Diskussion über autonome Kulturen und kulturelle Vielfalt: Gabriele Eschig, Marlene Streeruwitz, Gerfried Sperl (Moderation), Rüdiger Wischenbart und Wolfgang Zinggl (v. li.).

Foto: Regine Hendrich
Wien - Hoffnungsverheißend startete die Autorin Marlene Streeruwitz Montagabend im Haus der Musik die Diskussion über "Recht auf autonome Kulturen": "Es sieht so als, als könnte die Stunde null einer immer verweigerten Kulturdiskussion ausbrechen." Anlass zum Montagsgespräch, moderiert von der Standard-Chefredakteur Gerfried Sperl, gab das Unesco-Abkommen zur kulturellen Vielfalt, das am 18. März dieses Jahres in Kraft getreten ist.

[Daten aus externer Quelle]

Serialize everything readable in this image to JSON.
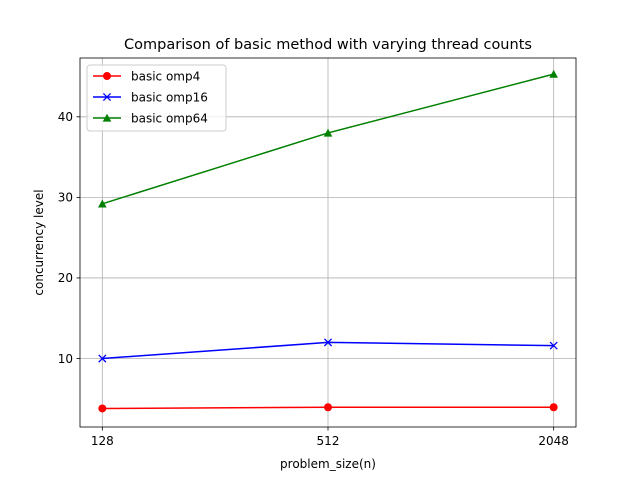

Gabriele Eschig, Generalsekretärin der österreichischen Unesco-Kommission, hatte die wichtigsten Punkte der Konvention dargelegt. Kern ist demnach eine Loslösung der Kultur von Zielen der Marktwirtschaft; mit dem Recht der einzelnen Staaten auf eine eigene Kulturpolitik soll einer globalen Vereinheitlichung entgegengesteuert werden.

Das Abkommen ist das Ergebnis knapp 20-jähriger Bemühungen, kulturelle Güter nicht den wirtschaftsliberalen Aktionen der Welthandelsorganisaton WTO auszusetzen. Österreich hatte das Abkommen als eines der ersten Länder ratifiziert. Damit werde, so Eschig, "Kultur wieder als öffentliche Aufgabe gesehen".

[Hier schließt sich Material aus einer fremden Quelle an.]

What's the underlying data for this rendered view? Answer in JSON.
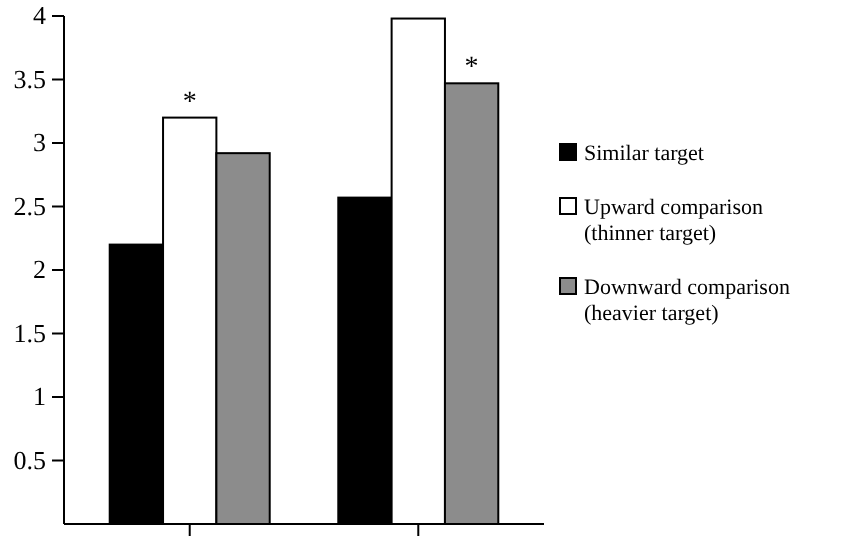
{
  "chart_data": {
    "type": "bar",
    "categories": [
      null,
      null
    ],
    "series": [
      {
        "name": "Similar target",
        "color": "#000000",
        "values": [
          2.2,
          2.57
        ]
      },
      {
        "name": "Upward comparison (thinner target)",
        "color": "#ffffff",
        "values": [
          3.2,
          3.98
        ],
        "value_labels": [
          "*",
          null
        ]
      },
      {
        "name": "Downward comparison (heavier target)",
        "color": "#8c8c8c",
        "values": [
          2.92,
          3.47
        ],
        "value_labels": [
          null,
          "*"
        ]
      }
    ],
    "ylim": [
      0,
      4
    ],
    "yticks": [
      0.5,
      1,
      1.5,
      2,
      2.5,
      3,
      3.5,
      4
    ],
    "legend": "right",
    "grid": false
  }
}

Was, so gut es klingt, so simpel allerdings nicht ist. Weil zwar eine Reihe wohlklingender Anregungen und Einigungen getroffen wurden, es an konkreten Maßnahmen aber fehlt. Zuallererst an einem klar gefassten Kulturbegriff. Streeruwitz kann diesen "nicht weit genug fassen", Wolfgang Zinggl, Kultursprecher der Grünen, hält fest, dass Kultur nun "wesentlich weiter als Kunst gefasst wird und es nicht ums Nationale, Ethnische und Religiöse geht", sondern um Gemeinschaft.

Machtverhältnisse

Das seien Ideale, meint der Kulturwissenschafter Rüdiger Wischenbart. "Real spiegeln kulturelle Verhältnisse Machtverhältnisse wider." Beginnend beim Kern der Konvention, der "Einheiten des 19. Jahrhunderts, festgefügte homogene Gesellschaften" als Ausgangspunkt nimmt.

Die Vielfalt, die in der Konvention propagiert wird, sei "wesentlich fortschrittlicher, als ihre Schöpfer das wissen". Als fraglich sieht Zinggl das Bewusstsein der unterzeichnenden Staaten. "Ich habe den Eindruck, dass diese Konvention den Staaten passiert ist, und ich befürchte, dass es darum ging, die nationalen Hausmärkte zu stärken und gegen eine möglicherweise übermächtige Kulturindustrie der USA anzutreten."

Keine Fixpunkte

Festgelegt sind in der Unesco-Konvention die territorialen als vorrangig auch kulturelle Grenzen. Was sich nicht auf das Hoheitsgebiet eines Vertragspartners festlegen lässt, fällt in das Kapitel "Kulturaustausch" - für den es jeweils zahlreiche Vorsehungen, allerdings keine feststehenden Fixpunkte gibt.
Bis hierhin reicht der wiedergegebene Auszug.